Days to Full Maturity: 85 Days
Non-GMO – Heirloom – Medium Germination Rate
Minimum Seed Count: 10
Red Roselle can be found in humid subtropical locations, like Southeast Asia and the Caribbean. The plant can grow as a perennial in warm climate areas and is hardy in zone 9-11. But can be grown and harvested as an annual in zones that have warm summers. A mature Roselle plant can grow up to 6’ wide and 8’ tall. In late summer, it is covered in big beautiful hibiscus-like flowers. When these flowers fade, their calyces are what’s harvested for use, however, the entire plant can be used, the bright red plant stems are used for making a fiber similar to jute, and its fruits are harvested for beverages, sauces, jellies, and wine. The hibiscus roselles contain high levels of antioxidants such as gossypetin, flavonoids, hibiscetine, and sabdaretine. The fresh calyces are rich in riboflavin, ascorbic acid, niacin, carotene (vitamin A), calcium, iron, and Vitamin C. The red roselle tastes similar to cranberry but less bitter and is high in pectins which makes it excellent for jellies.
How to grow:
In early spring, start seeds indoors 6 to 8 weeks before outdoor temperatures are reliably in the 50°F. I recommend soaking seeds overnight or nicking the hard shell before planting. Sow seeds 1/4 inch deep and 1 inch apart in seed starting mix in a small pot or seedling tray. When 2 inches tall, transplant seedlings into individual 4-inch pots. Keep the soil warm 75 to 80°F and moist but not soggy in partial shade. Gradually acclimate seedlings to the outdoors this plant prefers full sun. It’s necessary to expose the seedling to full sun to avoid them from becoming “leggy” which can affect mature plants. Full sun is necessary for a good yield of the calyx.

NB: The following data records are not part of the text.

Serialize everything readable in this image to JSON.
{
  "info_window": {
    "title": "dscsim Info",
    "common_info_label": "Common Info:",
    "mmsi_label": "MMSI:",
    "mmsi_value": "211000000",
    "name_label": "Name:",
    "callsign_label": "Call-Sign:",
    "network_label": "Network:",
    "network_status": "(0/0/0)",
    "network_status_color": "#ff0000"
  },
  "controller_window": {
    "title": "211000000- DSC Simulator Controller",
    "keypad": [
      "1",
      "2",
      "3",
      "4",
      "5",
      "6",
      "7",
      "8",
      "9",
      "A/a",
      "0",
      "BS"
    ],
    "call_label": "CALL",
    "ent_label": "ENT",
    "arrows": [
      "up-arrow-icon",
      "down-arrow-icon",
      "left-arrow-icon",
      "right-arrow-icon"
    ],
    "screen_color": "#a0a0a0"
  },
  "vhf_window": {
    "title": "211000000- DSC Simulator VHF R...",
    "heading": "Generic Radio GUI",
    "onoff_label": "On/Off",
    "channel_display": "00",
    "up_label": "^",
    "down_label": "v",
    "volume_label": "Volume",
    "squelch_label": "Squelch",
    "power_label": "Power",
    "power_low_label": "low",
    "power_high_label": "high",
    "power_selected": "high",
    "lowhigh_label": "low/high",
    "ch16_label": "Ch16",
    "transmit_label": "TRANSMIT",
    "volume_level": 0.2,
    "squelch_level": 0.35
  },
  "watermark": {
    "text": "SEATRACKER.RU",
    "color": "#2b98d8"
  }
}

For Containers: choose pots 18 inches in diameter and 16 to 18 inches tall.
Early pruning will increase branching and the development of more flowering shoots. Roselle does best in well-drained soil and appreciates watering when rainfall is inadequate. After flowers have finished blooming, harvest the deep-red, teardrop-shaped, calyxes at the base of each blossom. Snap off calyxes that are ready, removing spent flowers if still attached Use fresh, or air-dry for longer storage. Calyces stay fresh for about a week after picking. Harvesting encourages more flower buds to develop. You don’t need a lot of plants to get a bountiful harvest, one plant can give you as much as 12 pounds with the right care. However, it cannot tolerate frost and requires a lot of moisture to grow happily.